Scotsman Guide 11/15/16 – FHA Insurance fund gains strength in 2016

Nov 15, 2016  16:25 ET
FHA insurance fund gains strength in 2016

 

A strong housing market has left the Federal Housing Administration’s (FHA’s)mortgage insurance fund on a more solid footing.

FHA’s Mutual Mortgage Insurance Fund (MMIF) hit a key benchmark for stability for the second year in a row, with the fund’s capital ratio achieving the congressionally mandated target of 2 percent.

The ratio stood at 2.32 percent for fiscal 2016, ending Sept. 30, up from 2.07 percent in fiscal 2015, the U.S. Department of Housing and Urban Development (HUD) reported. It is the fourth year in row that the fund’s capital ratio has grown.

The MMIF is funded through insurance premiums made by FHA borrowers, and used by the agency to pay claims to lenders when borrowers default.

The overall net worth of the MMIF was estimated at $27.6 billion at the end of fiscal 2016. That is up from $23.8 billion in fiscal 2015 and up from a negative $16.3 billion during a low point of the housing market at the end of fiscal 2012. After the housing crash and wave of defaults, the MMIF sank into the red and required its first bailout from the U.S. Treasury in 80 years in 2013 .

HUD officials touted the agency’s efforts to extend credit to first-time homebuyers and working families.

“FHA has come a long way since our housing crisis,” said Ed Golding, who heads up the FHA. “With evidence that FHA’s fundamentals are strong and improving, there is no doubt that FHA is making steady progress accumulating capital and, at the same time, improving access to credit for working families.”

Trade groups press for insurance cut

Several industry groups seized on the strong financial report to press their policy agendas. The National Association of Realtors (NAR) and the nonbank trade group Community Home Lenders Association (CHLA) called on HUD to reduce the mortgage-insurance premium, which would boost originations and potentially expand FHA’s footprint on the low-downpayment, first-time homebuyer market.

In early 2015, the Obama Administration cut the annual premium on FHA loans by 50 basis points, which helped to spur FHA originations significantly over the past year and a half. Overall FHA loan counts rose by 12.7 percent in fiscal 2016 (to 1.25 million) compared to fiscal 2015 (1.12 million), according to HUD. The loan balances also increased by 15 percent in fiscal 2016, to $245.4 billion, over the fiscal 2015 volume of $213.1 billion.

CHLA is advocating for a further 30 basis point cut in the annual premium to 0.55 percent, which would bring mortgage premiums down to the prerecession level. Realtors and CHLA also want the government to end a recession-era provision that requires most borrowers to hold insurance for the life of the loan.

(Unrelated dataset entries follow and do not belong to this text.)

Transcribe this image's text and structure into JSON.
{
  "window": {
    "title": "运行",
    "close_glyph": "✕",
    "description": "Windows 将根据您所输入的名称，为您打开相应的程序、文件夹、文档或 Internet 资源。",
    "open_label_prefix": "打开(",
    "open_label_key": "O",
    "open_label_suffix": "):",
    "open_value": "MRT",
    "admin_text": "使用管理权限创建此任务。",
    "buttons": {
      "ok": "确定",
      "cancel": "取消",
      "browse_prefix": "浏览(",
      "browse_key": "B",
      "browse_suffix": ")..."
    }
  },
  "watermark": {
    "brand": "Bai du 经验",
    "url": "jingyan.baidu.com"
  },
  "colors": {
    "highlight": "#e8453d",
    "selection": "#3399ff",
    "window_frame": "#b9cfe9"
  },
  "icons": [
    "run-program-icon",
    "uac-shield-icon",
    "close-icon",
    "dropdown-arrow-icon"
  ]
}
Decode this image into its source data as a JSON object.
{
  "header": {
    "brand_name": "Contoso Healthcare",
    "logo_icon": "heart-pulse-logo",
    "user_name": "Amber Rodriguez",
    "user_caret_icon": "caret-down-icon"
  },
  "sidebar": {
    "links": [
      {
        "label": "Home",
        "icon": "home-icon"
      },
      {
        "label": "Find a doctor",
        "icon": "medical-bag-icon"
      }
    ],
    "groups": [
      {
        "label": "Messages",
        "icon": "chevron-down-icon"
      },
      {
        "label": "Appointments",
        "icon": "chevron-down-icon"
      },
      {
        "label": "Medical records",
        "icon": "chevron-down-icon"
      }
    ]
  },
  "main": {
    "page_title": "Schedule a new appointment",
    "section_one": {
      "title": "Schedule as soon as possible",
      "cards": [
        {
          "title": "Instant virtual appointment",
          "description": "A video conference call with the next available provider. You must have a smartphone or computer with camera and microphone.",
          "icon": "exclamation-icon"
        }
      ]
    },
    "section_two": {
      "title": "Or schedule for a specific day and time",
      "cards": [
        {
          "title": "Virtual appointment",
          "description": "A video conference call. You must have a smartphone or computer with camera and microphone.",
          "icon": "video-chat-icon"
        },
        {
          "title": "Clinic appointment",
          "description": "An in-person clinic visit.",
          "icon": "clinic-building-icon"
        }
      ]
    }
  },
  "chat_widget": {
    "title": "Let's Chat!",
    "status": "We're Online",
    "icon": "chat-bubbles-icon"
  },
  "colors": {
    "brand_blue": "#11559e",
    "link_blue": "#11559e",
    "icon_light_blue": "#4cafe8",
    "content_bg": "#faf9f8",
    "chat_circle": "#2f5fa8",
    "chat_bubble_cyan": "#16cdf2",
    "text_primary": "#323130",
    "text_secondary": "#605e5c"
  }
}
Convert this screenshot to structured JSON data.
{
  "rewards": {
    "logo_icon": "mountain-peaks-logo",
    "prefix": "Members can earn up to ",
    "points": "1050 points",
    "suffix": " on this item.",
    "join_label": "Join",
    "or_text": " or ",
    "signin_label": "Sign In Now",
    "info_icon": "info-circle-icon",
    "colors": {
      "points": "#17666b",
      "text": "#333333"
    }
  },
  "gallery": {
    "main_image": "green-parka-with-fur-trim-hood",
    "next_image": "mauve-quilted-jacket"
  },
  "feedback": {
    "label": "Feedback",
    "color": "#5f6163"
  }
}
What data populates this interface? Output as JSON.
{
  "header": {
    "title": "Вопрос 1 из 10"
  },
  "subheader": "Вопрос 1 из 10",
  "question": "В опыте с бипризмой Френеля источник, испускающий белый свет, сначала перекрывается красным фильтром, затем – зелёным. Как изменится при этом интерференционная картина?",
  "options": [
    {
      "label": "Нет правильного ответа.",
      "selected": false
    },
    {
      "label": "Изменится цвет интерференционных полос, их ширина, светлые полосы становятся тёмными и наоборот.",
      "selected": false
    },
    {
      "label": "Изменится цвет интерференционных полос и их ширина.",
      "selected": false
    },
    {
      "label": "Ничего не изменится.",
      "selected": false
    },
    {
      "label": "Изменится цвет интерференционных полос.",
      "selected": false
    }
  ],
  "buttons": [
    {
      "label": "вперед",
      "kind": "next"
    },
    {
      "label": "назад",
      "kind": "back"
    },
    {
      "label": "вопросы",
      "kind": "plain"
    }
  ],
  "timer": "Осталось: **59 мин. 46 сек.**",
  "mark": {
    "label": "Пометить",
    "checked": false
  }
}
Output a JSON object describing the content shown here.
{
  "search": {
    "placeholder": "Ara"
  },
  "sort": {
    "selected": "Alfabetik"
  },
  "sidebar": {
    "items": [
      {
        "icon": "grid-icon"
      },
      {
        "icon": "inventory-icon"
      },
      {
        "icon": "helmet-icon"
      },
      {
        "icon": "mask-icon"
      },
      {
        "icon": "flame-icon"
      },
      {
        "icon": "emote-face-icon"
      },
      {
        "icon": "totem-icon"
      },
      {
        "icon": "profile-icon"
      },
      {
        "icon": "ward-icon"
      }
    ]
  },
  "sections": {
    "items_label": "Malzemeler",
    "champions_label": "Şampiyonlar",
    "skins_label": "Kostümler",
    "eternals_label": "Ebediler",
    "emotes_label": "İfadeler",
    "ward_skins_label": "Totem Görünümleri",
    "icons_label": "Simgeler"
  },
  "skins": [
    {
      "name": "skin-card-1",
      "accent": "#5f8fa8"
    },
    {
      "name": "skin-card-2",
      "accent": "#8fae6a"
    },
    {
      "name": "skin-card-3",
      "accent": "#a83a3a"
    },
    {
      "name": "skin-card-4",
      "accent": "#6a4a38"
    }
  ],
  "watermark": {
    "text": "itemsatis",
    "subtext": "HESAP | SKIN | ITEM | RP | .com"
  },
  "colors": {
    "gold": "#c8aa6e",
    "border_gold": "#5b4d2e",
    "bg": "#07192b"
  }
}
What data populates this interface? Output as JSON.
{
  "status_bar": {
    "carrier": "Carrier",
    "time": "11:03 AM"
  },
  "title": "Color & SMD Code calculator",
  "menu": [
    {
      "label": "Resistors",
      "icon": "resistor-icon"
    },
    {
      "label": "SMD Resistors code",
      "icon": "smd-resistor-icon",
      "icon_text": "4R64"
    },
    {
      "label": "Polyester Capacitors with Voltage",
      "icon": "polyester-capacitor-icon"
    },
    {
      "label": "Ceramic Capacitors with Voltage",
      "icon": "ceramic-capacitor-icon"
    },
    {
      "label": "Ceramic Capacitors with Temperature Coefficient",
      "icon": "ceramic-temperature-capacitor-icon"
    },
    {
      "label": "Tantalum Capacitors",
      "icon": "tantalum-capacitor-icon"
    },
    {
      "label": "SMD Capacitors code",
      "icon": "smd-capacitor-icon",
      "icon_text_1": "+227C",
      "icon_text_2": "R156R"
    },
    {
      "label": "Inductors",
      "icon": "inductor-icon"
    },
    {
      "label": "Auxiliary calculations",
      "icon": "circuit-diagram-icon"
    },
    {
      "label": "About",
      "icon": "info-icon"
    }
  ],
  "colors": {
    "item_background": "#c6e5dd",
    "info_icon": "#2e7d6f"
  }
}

A further cut to the MIP would be controversial, however. The U.S. Mortgage Insurers, for example, want to see FHA pull back and let Fannie Mae and Freddie Mac take on a greater share of the low-downpayment market. Borrowers typically pay private insurance on Fannie and Freddie loans with lower downpayments. The trade group said in a release that FHA “no longer needs to play an oversized role” and should focus on backing loans “in underserved communities.”

The major mortgage trade organization, the Mortgage Bankers Association (MBA), opposes an insurance cut at this time, citing volatility in the FHA’s Home Equity Conversion Mortgage (HECM) program.

“It is a worthwhile conversation, but [we] must caution that today’s report again shows the vulnerability to the reserve fund posed by the volatility in the HECM book,” MBA President David Stevens said. “Given the HECM volatility and recent concerns about liquidity in the Ginnie Mae market, these discussions should occur with an eye toward long-term stability for the FHA program.”

In fiscal 2015, the FHA’s MMIF hit the 2 percent capital-ratio target largely on a significant gain in the value of the reverse-mortgage portfolio. In fiscal 2016, however, the value of the portfolio declined steeply. The HECM portfolio was assigned a value of negative $7.7 billion in fiscal 2016, compared with a positive valuation of $6.8 billion in fiscal 2015, HUD said.